Identity security has reached a tipping point. Stronger locks are no longer enough when adversaries can look, sound and even behave like authorized users. Let’s face it, traditional strong authentication methods like MFA and biometrics are just another deadbolt. The real challenge isn’t letting in users who present a valid credential; it’s proving, beyond a doubt, that the person on the other side of the door is who they claim to be. 

Here’s the core issue. Modern attackers don’t just steal credentials; they attack the entire authentication process. Techniques like deepfakes, adversary-in-the-middle phishing, SIM swaps and push-notification fatigue show that MFA factors—whether “something you know,” “something you have,” or “something you are”—can be intercepted, spoofed, or socially engineered. With so many authentication factors vulnerable, what’s a reliable way to prove identity?  

The Limits of “Something You Are” 

Biometric authentication falls under the “inherence” factor; it uses unique biological traits like fingerprints, facial geometry, or iris patterns to verify identity. At first glance, biometrics seem well-suited to preventing phishing or credential theft: They can’t be guessed, forgotten, or phished. However, this is only true if the system can ensure that the biometric sample is coming from the correct person, in real time and through a secure channel. 

Today’s AI-powered deepfakes make deception more challenging than ever. Presentation attacks, where a malicious actor tries to fool a sensor with a photo, video, mask, or synthetic voice, are no longer just theoretical. They are now available as a service. Injection attacks can even bypass the camera entirely by feeding a fake video stream into the device. Without advanced, certified presentation attack detection (PAD) and anti-spoofing measures, a biometric system can be compromised without the attacker ever being physically present. 

The Limits of MFA  

It’s tempting to think that combining biometrics with another factor automatically resolves the issue. However, if that second factor is weak, like an SMS code prone to SIM swapping, then the “multi-factor” label can give a false sense of security. In reality, many so-called MFA implementations check boxes for compliance but don’t stand up to modern attack techniques. 

This is why NIST’s Authenticator Assurance Levels (AALs) are so important. They shift the conversation from quantity (“Do you have MFA?”) to quality (“Does your authentication meet AAL2 or AAL3?”). High-assurance systems combine independently strong factors in a way that resists phishing, replay and man-in-the-middle attacks. 

Biometrics as Multi-Factor  

One misconception is that biometrics are always a “single factor.” In practice, biometrics become stronger when combined with complementary signals or safeguards. For example, pairing a biometric with a behavioral pattern, a user-supplied PIN, or location/contextual checks can provide additional assurance—especially when authentication happens in an unfamiliar or untrusted environment. Over time, these signals can be layered with session continuity, so once trust is established, users aren’t repeatedly burdened with additional steps. This approach balances security with usability by applying extra verification only when risk is elevated. 

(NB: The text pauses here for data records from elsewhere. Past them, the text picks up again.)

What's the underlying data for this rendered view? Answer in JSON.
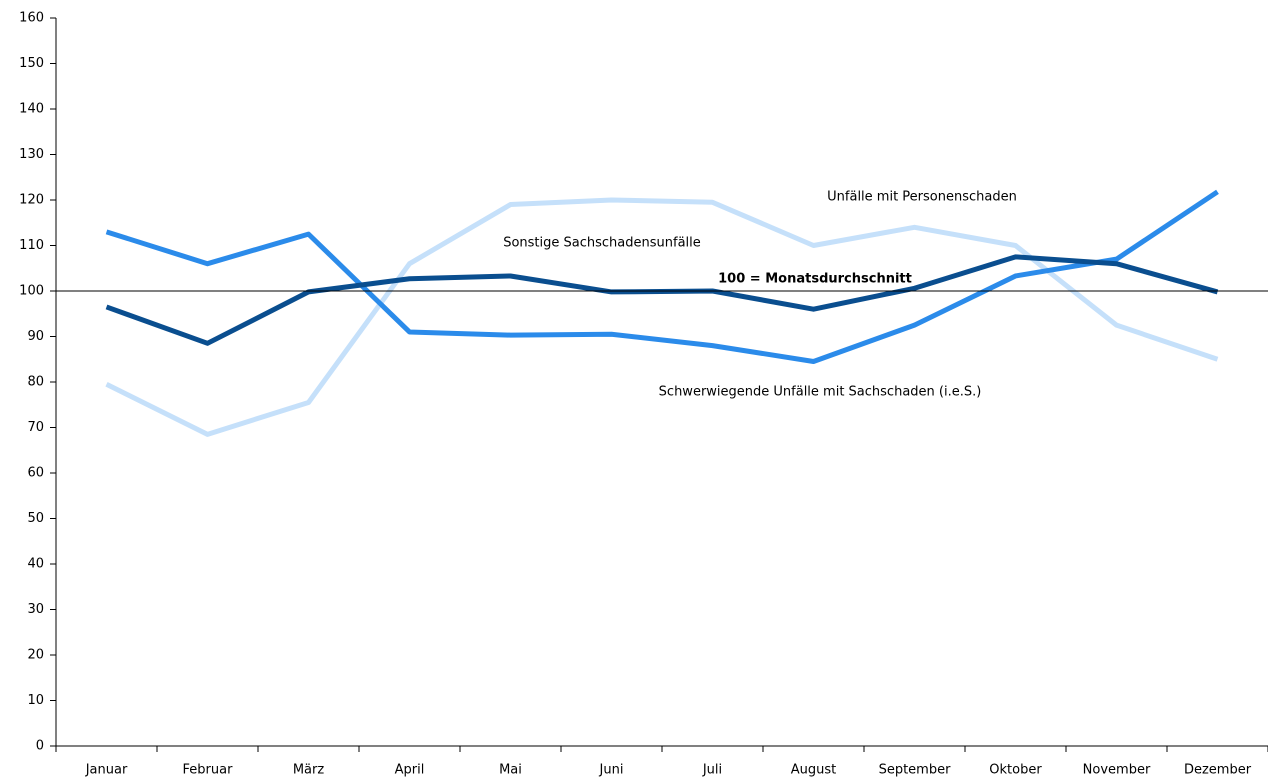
{
  "chart_data": {
    "type": "line",
    "categories": [
      "Januar",
      "Februar",
      "März",
      "April",
      "Mai",
      "Juni",
      "Juli",
      "August",
      "September",
      "Oktober",
      "November",
      "Dezember"
    ],
    "series": [
      {
        "name": "Unfälle mit Personenschaden",
        "color": "#c5e0fa",
        "values": [
          79.5,
          68.5,
          75.5,
          106,
          119,
          120,
          119.5,
          110,
          114,
          110,
          92.5,
          85
        ]
      },
      {
        "name": "Schwerwiegende Unfälle mit Sachschaden (i.e.S.)",
        "color": "#2b8bea",
        "values": [
          113,
          106,
          112.5,
          91,
          90.3,
          90.5,
          88,
          84.5,
          92.5,
          103.3,
          107,
          121.8
        ]
      },
      {
        "name": "Sonstige Sachschadensunfälle",
        "color": "#0a4e8f",
        "values": [
          96.5,
          88.5,
          99.8,
          102.7,
          103.3,
          99.8,
          100,
          96,
          100.6,
          107.5,
          106,
          99.8
        ]
      }
    ],
    "reference_line": {
      "value": 100,
      "label": "100 = Monatsdurchschnitt"
    },
    "ylim": [
      0,
      160
    ],
    "yticks": [
      0,
      10,
      20,
      30,
      40,
      50,
      60,
      70,
      80,
      90,
      100,
      110,
      120,
      130,
      140,
      150,
      160
    ]
  }
}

The real differentiator is whether that biometric system is: 

• Device-bound, so credentials can’t be replayed elsewhere.

• Cryptographically secured so even a compromised OS can’t extract them.

• Protected by advanced PAD to resist spoofing and injection.

Why Verification Still Matters 

Authentication, which verifies that the person logging in is the rightful account owner, is just one part of the trust puzzle. Many serious breach scenarios happen when attackers successfully log in as someone else because the identity was never properly verified in the first place. 

Think of workforce account recovery: a service desk agent resets access based on a convincing voice or fabricated “proof.” Or customer onboarding, where a synthetic identity passes through weak verification checks. In both cases, a biometric used only for ongoing authentication can’t determine if the original enrollment was fraudulent. 

That’s why high-assurance identity verification, which confirms the claimed identity is genuine from the start, is as important as the authentication method itself. Without strong identity proofing during enrollment, even the most advanced biometric authenticator will accurately recognize and grant access to an imposter. 

Now What? 

To defend against the combination of AI-driven deception, social engineering and infrastructure attacks, security leaders should shift their focus from asking “Should we use biometrics?” to asking “How do we ensure every factor in our authentication process is reliably strong and resistant to today’s threats?” Here are some best practices to consider: 

1. Adopt quality metrics, not just factor counts. Align authentication with NIST AAL2 or higher. And demand evidence, such as FIDO certification or ISO PAD testing, that the factors you are using meet that bar.
2. Pair biometrics with secure possession. Use device-bound cryptographic credentials stored in secure hardware to make the biometric inseparable from the enrolled device.
3. Harden against spoofing. Require multi-layered, certified PAD and test against deepfake and injection scenarios. 
4. Integrate verification and authentication. Ensure that the person being authenticated was strongly verified at enrollment, reducing the risk of authenticating an attacker with a perfect fake.

Biometrics can be a cornerstone of a phishing-resistant, high-assurance authentication strategy, but only when implemented with the same rigor you’d expect from your most critical security controls. Treat “something you are” not as a silver bullet, but as one layer in an integrated identity security model that begins with trust and ends with proof.